Schneider said it is believed that the small area had been kept open longer than the rest of the lake by geese. These thin ice areas can also attract carp, which congregate in cold water and by virtue of their movement keep the ice above them thin.

Bruce Gilbertson, area fisheries supervisor with the Department of Natural Resources in Spicer, said there is no way to know for sure if that is what happened in Schneider's situation, but it is very plausible. He said the problem that Schneider encountered has occurred on a number of lakes in the area this winter. They froze over early, and then due to fish congregations, underwater currents or springs, small areas opened up. These small areas iced over just when the area started receiving an insulating blanket of snow. Consequently, the thin ice patches were slow to thicken up, and impossible to see.

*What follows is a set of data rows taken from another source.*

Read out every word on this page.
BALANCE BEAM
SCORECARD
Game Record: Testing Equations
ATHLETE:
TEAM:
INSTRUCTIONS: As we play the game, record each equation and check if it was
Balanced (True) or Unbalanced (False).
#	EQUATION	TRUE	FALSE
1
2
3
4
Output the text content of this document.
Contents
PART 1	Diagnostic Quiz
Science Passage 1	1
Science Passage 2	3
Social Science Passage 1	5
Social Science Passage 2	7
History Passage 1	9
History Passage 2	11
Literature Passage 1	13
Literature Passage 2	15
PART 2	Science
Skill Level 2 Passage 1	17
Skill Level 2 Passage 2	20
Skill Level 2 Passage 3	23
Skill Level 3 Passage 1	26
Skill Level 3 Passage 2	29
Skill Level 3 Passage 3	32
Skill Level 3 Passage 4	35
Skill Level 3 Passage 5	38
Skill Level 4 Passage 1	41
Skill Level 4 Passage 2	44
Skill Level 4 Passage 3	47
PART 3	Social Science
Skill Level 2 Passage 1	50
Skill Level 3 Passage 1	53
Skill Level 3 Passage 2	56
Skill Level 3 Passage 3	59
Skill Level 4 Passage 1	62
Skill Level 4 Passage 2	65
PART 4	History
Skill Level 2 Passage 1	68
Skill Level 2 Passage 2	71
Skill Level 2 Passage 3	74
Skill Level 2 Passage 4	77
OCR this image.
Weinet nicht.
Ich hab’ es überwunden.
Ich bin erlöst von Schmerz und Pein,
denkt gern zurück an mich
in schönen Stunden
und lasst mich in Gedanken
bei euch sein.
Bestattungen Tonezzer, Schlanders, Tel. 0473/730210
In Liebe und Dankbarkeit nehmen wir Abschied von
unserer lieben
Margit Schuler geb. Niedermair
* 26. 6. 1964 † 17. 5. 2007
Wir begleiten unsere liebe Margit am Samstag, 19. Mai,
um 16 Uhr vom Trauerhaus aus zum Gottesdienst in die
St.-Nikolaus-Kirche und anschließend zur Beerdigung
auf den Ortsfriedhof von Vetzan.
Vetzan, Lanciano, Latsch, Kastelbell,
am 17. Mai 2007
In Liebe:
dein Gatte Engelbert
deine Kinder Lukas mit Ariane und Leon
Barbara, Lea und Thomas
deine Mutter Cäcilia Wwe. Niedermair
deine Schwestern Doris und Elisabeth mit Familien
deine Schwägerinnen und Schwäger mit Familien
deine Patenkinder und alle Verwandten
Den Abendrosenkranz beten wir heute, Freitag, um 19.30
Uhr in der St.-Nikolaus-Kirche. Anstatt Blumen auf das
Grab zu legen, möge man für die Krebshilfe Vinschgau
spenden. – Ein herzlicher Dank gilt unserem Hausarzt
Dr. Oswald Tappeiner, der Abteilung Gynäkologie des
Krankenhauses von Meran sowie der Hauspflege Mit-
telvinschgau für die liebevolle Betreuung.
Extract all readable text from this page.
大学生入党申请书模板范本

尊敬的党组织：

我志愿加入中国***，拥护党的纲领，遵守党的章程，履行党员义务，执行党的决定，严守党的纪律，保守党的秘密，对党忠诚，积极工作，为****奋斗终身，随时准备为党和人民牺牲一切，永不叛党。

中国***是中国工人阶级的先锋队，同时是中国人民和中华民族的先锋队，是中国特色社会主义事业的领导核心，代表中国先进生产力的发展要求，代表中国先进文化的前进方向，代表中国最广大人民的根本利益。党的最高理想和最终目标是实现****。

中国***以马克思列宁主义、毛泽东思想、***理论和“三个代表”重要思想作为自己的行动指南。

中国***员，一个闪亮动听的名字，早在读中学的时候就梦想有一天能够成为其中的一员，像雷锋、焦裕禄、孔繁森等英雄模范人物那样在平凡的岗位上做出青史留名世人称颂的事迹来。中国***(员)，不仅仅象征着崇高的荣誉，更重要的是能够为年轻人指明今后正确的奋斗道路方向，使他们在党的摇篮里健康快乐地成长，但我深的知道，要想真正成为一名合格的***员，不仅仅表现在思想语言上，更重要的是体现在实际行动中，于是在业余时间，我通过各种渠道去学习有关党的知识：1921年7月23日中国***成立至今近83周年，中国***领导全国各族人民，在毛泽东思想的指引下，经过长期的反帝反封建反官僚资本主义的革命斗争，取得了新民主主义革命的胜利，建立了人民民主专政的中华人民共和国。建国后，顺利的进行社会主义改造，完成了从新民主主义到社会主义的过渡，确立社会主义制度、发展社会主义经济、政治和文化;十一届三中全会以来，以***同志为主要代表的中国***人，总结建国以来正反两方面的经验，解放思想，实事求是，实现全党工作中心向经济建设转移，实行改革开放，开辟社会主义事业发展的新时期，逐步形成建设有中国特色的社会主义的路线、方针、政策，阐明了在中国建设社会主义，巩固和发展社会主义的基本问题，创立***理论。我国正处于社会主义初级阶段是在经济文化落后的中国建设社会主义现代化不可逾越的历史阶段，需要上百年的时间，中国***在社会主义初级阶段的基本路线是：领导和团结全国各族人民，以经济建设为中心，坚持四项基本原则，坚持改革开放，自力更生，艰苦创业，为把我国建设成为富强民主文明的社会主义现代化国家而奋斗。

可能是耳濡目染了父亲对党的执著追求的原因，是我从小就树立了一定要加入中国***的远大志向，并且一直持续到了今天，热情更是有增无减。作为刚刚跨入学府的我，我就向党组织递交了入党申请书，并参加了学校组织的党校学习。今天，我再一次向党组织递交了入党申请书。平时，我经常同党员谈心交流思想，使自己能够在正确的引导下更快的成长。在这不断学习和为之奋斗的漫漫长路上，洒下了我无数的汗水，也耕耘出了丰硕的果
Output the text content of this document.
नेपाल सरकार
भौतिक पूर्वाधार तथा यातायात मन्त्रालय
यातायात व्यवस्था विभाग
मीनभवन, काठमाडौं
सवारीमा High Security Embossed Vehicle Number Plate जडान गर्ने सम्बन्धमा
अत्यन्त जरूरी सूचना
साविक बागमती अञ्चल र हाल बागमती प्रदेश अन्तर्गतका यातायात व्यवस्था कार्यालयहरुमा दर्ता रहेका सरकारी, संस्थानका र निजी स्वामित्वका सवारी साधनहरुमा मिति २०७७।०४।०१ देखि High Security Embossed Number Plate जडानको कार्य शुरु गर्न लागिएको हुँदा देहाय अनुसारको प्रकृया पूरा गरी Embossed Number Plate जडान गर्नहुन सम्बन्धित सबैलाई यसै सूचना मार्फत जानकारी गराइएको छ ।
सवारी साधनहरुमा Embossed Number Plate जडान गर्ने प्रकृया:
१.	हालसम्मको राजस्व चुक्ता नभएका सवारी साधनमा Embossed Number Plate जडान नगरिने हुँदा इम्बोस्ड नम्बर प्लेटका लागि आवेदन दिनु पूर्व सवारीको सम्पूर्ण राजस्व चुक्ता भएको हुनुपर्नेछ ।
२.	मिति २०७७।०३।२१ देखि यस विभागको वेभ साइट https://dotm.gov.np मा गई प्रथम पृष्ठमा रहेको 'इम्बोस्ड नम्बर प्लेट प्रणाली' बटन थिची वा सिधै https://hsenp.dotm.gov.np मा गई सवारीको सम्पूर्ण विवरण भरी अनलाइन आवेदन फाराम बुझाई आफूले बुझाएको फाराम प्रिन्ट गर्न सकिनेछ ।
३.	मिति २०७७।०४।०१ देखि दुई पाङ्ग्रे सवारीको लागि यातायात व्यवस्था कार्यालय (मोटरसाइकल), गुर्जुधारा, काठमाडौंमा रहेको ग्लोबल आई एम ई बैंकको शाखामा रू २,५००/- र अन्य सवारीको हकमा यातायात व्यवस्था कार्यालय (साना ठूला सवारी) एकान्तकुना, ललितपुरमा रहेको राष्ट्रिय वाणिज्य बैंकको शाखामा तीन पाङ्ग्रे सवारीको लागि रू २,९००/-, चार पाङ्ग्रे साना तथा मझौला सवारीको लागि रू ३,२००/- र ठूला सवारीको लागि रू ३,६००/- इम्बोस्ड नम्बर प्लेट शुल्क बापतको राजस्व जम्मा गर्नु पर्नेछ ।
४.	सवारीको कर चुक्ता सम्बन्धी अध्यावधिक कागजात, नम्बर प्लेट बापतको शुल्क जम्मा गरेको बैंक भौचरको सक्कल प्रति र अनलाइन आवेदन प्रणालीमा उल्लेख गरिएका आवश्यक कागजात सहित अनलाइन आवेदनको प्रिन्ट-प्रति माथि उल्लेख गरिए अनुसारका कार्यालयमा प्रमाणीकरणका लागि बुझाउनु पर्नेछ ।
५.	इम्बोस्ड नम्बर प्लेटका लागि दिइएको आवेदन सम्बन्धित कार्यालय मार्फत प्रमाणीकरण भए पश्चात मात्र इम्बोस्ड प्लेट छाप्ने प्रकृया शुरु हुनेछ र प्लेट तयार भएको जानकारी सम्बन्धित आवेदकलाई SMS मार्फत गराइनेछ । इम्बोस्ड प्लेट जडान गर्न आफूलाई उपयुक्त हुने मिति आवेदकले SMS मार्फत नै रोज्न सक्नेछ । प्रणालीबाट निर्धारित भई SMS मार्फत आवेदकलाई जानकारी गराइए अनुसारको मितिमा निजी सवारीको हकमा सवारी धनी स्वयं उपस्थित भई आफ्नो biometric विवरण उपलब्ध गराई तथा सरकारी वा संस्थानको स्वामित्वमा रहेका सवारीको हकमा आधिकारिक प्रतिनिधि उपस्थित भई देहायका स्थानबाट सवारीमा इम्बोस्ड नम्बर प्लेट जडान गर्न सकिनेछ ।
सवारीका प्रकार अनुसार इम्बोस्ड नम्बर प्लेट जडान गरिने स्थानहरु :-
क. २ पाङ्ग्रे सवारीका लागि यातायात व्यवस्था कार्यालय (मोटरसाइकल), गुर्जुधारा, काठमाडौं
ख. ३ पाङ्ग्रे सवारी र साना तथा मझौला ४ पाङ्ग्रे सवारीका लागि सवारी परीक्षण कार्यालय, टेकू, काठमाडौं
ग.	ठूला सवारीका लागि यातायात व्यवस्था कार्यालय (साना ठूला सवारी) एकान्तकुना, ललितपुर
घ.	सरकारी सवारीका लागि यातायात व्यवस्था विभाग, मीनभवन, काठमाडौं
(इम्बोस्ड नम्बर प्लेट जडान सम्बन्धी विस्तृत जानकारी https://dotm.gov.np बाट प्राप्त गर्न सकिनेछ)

Schneider said he was fortunate to have good insurance, which covered his losses and the approximate $4,000 bill associated with hoisting the submerged pickup truck.

He was able to retrieve most of what he had in the truck, and was surprised. He was able to dry out his gas-powered auger and replace a battery terminal on his Vexlar fish locator, and both are working just fine.

He was even able to extract his Conway Twitty CD that his young grandson loves to hear so much.

It's now playing in his new Silverado pickup, the one that's parked in the garage. Schneider said he's not planning to venture out on the ice in a pickup any more, and instead is waiting to get his boat out in the spring.

When he does, he said Officer Lange and his son are going to be among his first guests.